I don’t often agree with the ACTA (American Council of Trustees and Alumni); in fact, to my way of thinking they are one of the best barometers of reactionary thinking in education. But I do agree with at least part of their December “Must Reads” (“Letting in the Sunshine“), in which the ACTA pays the Arkansas legislature a half-compliment.
It’s a good idea, the ACTA says, for universities to be completely transparent when it comes to administrative salaries; the legislature got that right. But the law is only necessary, they say, because the universities themselves haven’t stepped up to the plate. It’s the idea of a law that the ACTA finds so unnecessary. I think that the law is exactly the point, though.

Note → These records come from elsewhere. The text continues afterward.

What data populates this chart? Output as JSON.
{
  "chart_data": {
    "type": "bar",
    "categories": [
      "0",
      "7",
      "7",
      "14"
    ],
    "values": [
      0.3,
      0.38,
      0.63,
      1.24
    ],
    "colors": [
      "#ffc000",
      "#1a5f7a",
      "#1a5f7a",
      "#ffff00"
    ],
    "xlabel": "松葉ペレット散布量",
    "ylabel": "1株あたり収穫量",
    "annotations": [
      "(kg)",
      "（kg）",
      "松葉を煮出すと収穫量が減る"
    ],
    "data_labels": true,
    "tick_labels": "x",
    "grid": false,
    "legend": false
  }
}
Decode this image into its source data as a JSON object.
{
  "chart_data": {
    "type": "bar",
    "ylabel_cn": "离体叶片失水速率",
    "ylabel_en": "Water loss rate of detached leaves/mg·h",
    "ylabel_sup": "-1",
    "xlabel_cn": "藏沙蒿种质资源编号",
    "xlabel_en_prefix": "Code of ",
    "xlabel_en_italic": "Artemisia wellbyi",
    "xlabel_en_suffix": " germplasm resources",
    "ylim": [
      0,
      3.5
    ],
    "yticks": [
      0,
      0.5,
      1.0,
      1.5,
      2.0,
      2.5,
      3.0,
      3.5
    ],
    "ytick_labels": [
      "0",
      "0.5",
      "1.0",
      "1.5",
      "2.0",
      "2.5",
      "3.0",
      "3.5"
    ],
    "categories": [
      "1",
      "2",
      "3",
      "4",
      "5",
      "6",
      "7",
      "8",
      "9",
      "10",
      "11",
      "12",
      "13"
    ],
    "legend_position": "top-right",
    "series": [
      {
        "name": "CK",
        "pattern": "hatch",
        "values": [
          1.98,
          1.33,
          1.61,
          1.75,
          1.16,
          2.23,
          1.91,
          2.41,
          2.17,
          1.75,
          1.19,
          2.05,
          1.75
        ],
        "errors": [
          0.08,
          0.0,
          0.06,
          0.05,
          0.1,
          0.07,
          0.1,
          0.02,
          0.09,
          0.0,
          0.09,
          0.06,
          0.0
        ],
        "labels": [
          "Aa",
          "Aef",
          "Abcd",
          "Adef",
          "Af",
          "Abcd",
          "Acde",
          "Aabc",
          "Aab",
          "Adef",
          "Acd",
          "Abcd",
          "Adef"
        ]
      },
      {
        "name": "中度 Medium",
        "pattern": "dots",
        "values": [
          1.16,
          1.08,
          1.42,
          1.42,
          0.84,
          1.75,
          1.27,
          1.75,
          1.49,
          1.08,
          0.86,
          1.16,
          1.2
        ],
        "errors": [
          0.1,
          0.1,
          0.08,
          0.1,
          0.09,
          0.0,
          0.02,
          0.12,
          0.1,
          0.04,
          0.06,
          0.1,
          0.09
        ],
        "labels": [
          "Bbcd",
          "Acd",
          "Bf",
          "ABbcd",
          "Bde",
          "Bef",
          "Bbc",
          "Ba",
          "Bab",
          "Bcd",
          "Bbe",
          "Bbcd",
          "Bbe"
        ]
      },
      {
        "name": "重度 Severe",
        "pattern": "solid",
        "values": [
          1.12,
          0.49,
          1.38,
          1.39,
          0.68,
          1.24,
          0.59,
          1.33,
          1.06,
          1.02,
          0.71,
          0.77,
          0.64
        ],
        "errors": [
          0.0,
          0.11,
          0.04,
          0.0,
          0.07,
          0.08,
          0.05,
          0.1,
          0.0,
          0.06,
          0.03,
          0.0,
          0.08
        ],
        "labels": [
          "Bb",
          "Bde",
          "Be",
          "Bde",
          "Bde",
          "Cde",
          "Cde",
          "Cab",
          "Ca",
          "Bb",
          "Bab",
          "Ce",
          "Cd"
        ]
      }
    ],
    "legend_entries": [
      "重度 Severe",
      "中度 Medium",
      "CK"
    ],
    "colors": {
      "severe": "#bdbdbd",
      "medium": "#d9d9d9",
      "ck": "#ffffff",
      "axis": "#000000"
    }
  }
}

In effect, the “Must Read” is a thinly veiled warning: either we (administrations) deal with the rising (or perhaps coming) public anger at the exploding costs of college in general, and the wildly inflated salaries of certain high level administrators in particular, or we will face increased regulation. The worry, of course, is that the legal regulations will limit administrative “flexibility.”
In the short term, in other words, universities need to deal with the public by going public. In the long term, this will help ensure that they can do whatever they want once the outcry subsides. That’s exactly why Sunshine laws that require public institutions make all salaries public are so important. We need more than superficial changes that allow administrators to get by. We need laws.